A crise diplomática hispano-marroquina e o monitoramento de autoridades
No dia 21 de abril, o líder da Frente Polisario, Brahim Ghali, foi internado na Espanha com Covid–19, o que gerou uma enérgica resposta marroquina, convocando o embaixador espanhol em Rabat para prestar esclarecimentos. Em seguida, no dia 17 de maio, o Marrocos abriu os postos fronteiriços do Tarrafal e Benzú, que dão acesso a Ceuta (enclave espanhol no continente africano), gerando uma onda migratória de mais de 10.000 pessoas e levando o governo espanhol a convocar o Exército para conter os migrantes, o que acarretou cobertura midiática desfavorável à Espanha e deixou 77 pessoas desaparecidas.
Em meio à crise diplomática, foi publicada uma reportagem investigativa do grupo francês Forbidden Stories, que afirmava que os celulares de Emmanuel Macron, do ex-primeiro-ministro Édouard Philippe e de outros 14 membros do governo francês haviam sido espionados em 2019 utilizando o software Pegasus, da israelense NSO Group. A matéria indicava o governo marroquino como origem dos ataques, mas Rabat negou veementemente as acusações e ameaçou entrar na Justiça – marroquina e internacional – para identificar os responsáveis por divulgar as “alegações infundadas”.
Entretanto, pouco depois o governo espanhol descobriu que autoridades e jornalistas na Espanha também estavam sendo monitorados com o programa Pegasus, inclusive o presidente Pedro Sánchez e a ministra de Defesa Margarita Robles. Ainda que não tenha havido nenhuma acusação formal, o período da espionagem coincidia com o momento máximo das tensões diplomáticas hispano-marroquinas, entre maio e junho de 2021, o que poderia indicar que a origem seria o Estado vizinho africano. Especula-se que tenha sido através da espionagem eletrônica que o Marrocos descobriu a chegada de Ghali para tratamento médico na Espanha, fato que deu início à crise diplomática entre os dois países.
O Marrocos nega veementemente ter feito qualquer tentativa de espionagem. O governo espanhol afirma que não pode confirmar a origem do ataque e que a investigação judicial corre em sigilo. Uma tentativa de abertura de comissão parlamentar de inquérito sobre o caso foi barrada em Madri.
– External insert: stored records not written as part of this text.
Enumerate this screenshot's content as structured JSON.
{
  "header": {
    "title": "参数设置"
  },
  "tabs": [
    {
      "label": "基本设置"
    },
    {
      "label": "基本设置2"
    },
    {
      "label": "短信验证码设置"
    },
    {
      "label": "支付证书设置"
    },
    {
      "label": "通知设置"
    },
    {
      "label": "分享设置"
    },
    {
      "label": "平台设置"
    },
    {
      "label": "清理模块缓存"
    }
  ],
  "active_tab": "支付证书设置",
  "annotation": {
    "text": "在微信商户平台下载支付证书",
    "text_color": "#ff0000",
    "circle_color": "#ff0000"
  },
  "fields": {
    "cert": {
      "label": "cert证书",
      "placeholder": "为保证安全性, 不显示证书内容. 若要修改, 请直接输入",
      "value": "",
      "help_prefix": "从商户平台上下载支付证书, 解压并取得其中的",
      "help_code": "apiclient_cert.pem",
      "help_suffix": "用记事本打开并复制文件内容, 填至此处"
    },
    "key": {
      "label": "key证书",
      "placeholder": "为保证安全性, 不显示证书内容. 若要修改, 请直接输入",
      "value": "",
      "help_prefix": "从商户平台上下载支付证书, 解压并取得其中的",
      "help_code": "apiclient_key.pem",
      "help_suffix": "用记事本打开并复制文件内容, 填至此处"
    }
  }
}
A situação, contudo, despertou o interesse do Parlamento Europeu, que ao final de 2022 estabeleceu uma comissão especial de análise sobre o tema.
As revelações dos casos de espionagem instigam o debate sobre o uso político de softwares de monitoramento. Apesar da dificuldade em rastrear os responsáveis pela infecção, é inegável que o acesso a programas espiões pode ter influência direta sobre o resultado de contenciosos em política internacional. Os dados obtidos podem ser utilizados para antecipar posicionamentos de outros Estados, para barrar o trabalho de jornalistas e ativistas, ou até mesmo como forma de chantagem. Assim, acumulam-se evidências do uso de um aplicativo de celular como “arma” militar ou, pelo menos, como ativo diplomático. Tendo em vista o seu alcance e potencial, como devem ser tratados estes casos? A maioria dos Estados já têm regulação prevista sobre a espionagem tradicional, que geralmente implica a penalidade máxima, mas como se deve agir em relação à espionagem digital? Nos casos de uso do Pegasus, a situação se torna ainda mais complexa, pois trata-se de uma empresa privada capaz de decidir sobre quais Estados terão acesso ao seu produto, o que dificulta ainda mais a obtenção de informações. Cabe a organizações internacionais como a ONU e a União Africana promoverem debates sobre este tema, ainda pouco explorado como assunto com profundas implicações sobre a política internacional.